The chaos operating in the earliest phases of proto-human development must have been at a sub-critical level. Local events or minor perturbations, though many and frequent, would have little net consequence on the entire course or sum of events in this evolutionary process--while the chance for a single, major cataclysmic event affecting most human remained relatively small.

It also remains fairly certain that the kind of selective regime operating when humankind first emerged was not the kind of selective regime which was operating at the Neolithic dawn of human agricultural civilization, or at the later dawn of historical civilization, or now in our scientific technological epoch. The kind of selection operating today, if there is any that is not canceled out in the complexity of the global system, may be producing a kind of human very different from what we have witnessed in the past or might imagine today.

We must distinguish between natural selection, cultural selection, social selection and human selection;. Whatever kind of selection we are referring to, we may talk about the same basic consequence of selection--conferring reproductive success upon a specific individual, and similar kind of individual, as well as success in trans-generational transmission. Selection which leads to the procreation of a certain males offspring may not have a net positive contribution if none of these offspring survive and in turn continue procreation. The selective regime favoring the procreation of the father may in fact disfavor the procreation of the offspring.

A particular selective regime cannot be demonstrated by the success of a single individual or even by a single generation--its trans-generational success must be shown before its net value can be measured.

Selection must be seen as an entirely statistical kind of phenomena, conferring advantage to one group over others entails game of odds. Single instances may well prove to be the exception to the norm. Furthermore, we can only hope to find measures of correlation between different factors, or between different causes and their associated consequences.

The issue of the total effect and net complex of selection cannot be taken in an exclusively particular or local context--it must always be measured from a global standpoint of chaos.

Theory of human evolution recognizes the value of selection for pro-social behavior.
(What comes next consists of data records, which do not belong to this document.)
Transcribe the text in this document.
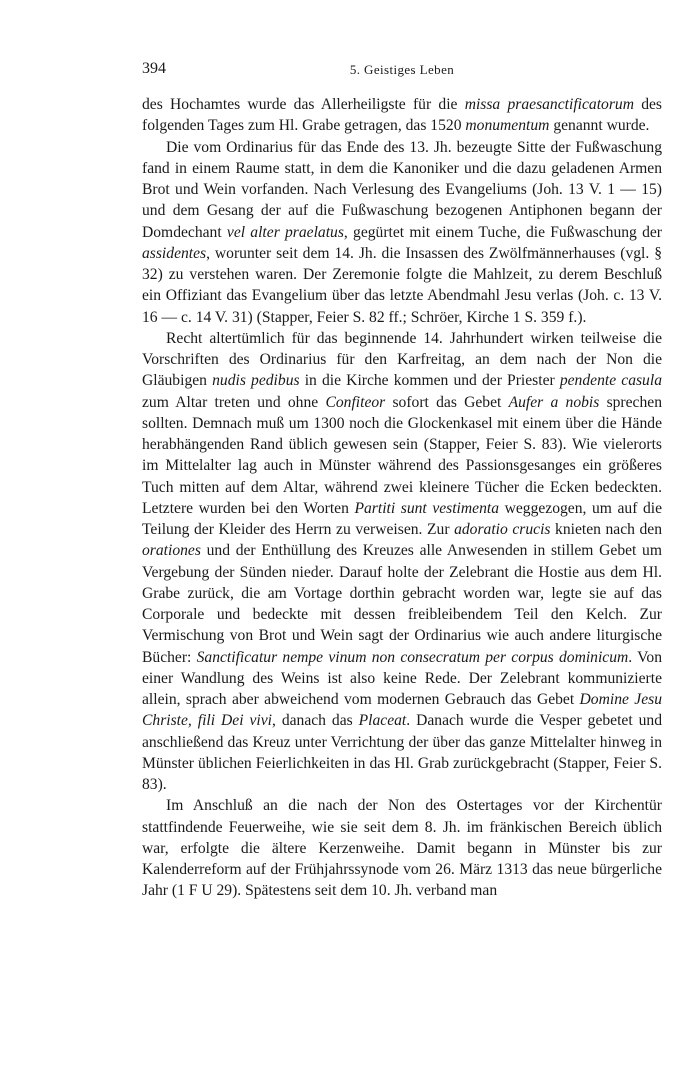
394	5. Geistiges Leben

des Hochamtes wurde das Allerheiligste für die missa praesanctificatorum des folgenden Tages zum Hl. Grabe getragen, das 1520 monumentum genannt wurde.

Die vom Ordinarius für das Ende des 13. Jh. bezeugte Sitte der Fußwaschung fand in einem Raume statt, in dem die Kanoniker und die dazu geladenen Armen Brot und Wein vorfanden. Nach Verlesung des Evangeliums (Joh. 13 V. 1 — 15) und dem Gesang der auf die Fußwaschung bezogenen Antiphonen begann der Domdechant vel alter praelatus, gegürtet mit einem Tuche, die Fußwaschung der assidentes, worunter seit dem 14. Jh. die Insassen des Zwölfmännerhauses (vgl. § 32) zu verstehen waren. Der Zeremonie folgte die Mahlzeit, zu derem Beschluß ein Offiziant das Evangelium über das letzte Abendmahl Jesu verlas (Joh. c. 13 V. 16 — c. 14 V. 31) (Stapper, Feier S. 82 ff.; Schröer, Kirche 1 S. 359 f.).

Recht altertümlich für das beginnende 14. Jahrhundert wirken teilweise die Vorschriften des Ordinarius für den Karfreitag, an dem nach der Non die Gläubigen nudis pedibus in die Kirche kommen und der Priester pendente casula zum Altar treten und ohne Confiteor sofort das Gebet Aufer a nobis sprechen sollten. Demnach muß um 1300 noch die Glockenkasel mit einem über die Hände herabhängenden Rand üblich gewesen sein (Stapper, Feier S. 83). Wie vielerorts im Mittelalter lag auch in Münster während des Passionsgesanges ein größeres Tuch mitten auf dem Altar, während zwei kleinere Tücher die Ecken bedeckten. Letztere wurden bei den Worten Partiti sunt vestimenta weggezogen, um auf die Teilung der Kleider des Herrn zu verweisen. Zur adoratio crucis knieten nach den orationes und der Enthüllung des Kreuzes alle Anwesenden in stillem Gebet um Vergebung der Sünden nieder. Darauf holte der Zelebrant die Hostie aus dem Hl. Grabe zurück, die am Vortage dorthin gebracht worden war, legte sie auf das Corporale und bedeckte mit dessen freibleibendem Teil den Kelch. Zur Vermischung von Brot und Wein sagt der Ordinarius wie auch andere liturgische Bücher: Sanctificatur nempe vinum non consecratum per corpus dominicum. Von einer Wandlung des Weins ist also keine Rede. Der Zelebrant kommunizierte allein, sprach aber abweichend vom modernen Gebrauch das Gebet Domine Jesu Christe, fili Dei vivi, danach das Placeat. Danach wurde die Vesper gebetet und anschließend das Kreuz unter Verrichtung der über das ganze Mittelalter hinweg in Münster üblichen Feierlichkeiten in das Hl. Grab zurückgebracht (Stapper, Feier S. 83).

Im Anschluß an die nach der Non des Ostertages vor der Kirchentür stattfindende Feuerweihe, wie sie seit dem 8. Jh. im fränkischen Bereich üblich war, erfolgte die ältere Kerzenweihe. Damit begann in Münster bis zur Kalenderreform auf der Frühjahrssynode vom 26. März 1313 das neue bürgerliche Jahr (1 F U 29). Spätestens seit dem 10. Jh. verband man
Those actions that favor the interests of the group survival over and above the interests for individual organiismic survival. In this regard we must refer to a kind of symbolic selection for sycophancy, for the capacity to identify so strongly with the reified interests of the group as to lead to self-sacrifice. We refer to kin-fitness, as well as to species-fitness, and recognize as evidence of such eusocial behavior altruistic and heroic acts of self-sacrifice for others survival. Similarly so, we might as well also refer to self-fitness, or to class-fitness or caste-fitness or to ethno-national-fitness. We must see in the willingness to victimize and exploit another in order to advantage oneself the alternative to much rarer ability to sacrifice oneself for one's family or for one's group. Does a eugenic program by an upper caste necessarily build a super-race, or will whatever effects that are produced be ephemeral and quickly nullified by subsequent episodes of miscegenation. Does a program of genocide have a net consequence unless it is 100 percent complete in exterminating a group--and can the group that is doing the exterminating really be sure that they do not have any heterozygous bad blood coursing through their veins. Will countless years of higher education or innumerable sessions of psychotherapy necessarily produce a newer, improved generation of World Systems Managers. Any formula for human fitness must beg the question of whose fitness, and for how long.

Finally, what is the net product of all this selection. We must somehow account with all our evolutionary algebra for the human being--modern Homo saipiens saipiens--multicolored, a fast talker, big brained, narrow-minded, variable stature, short-sighted, two-footed, hairless, family oriented and helplessly dependent creature with a history of violent tendencies. This is a strange and unique combination of traits that no single, simple formula for fitness can fit.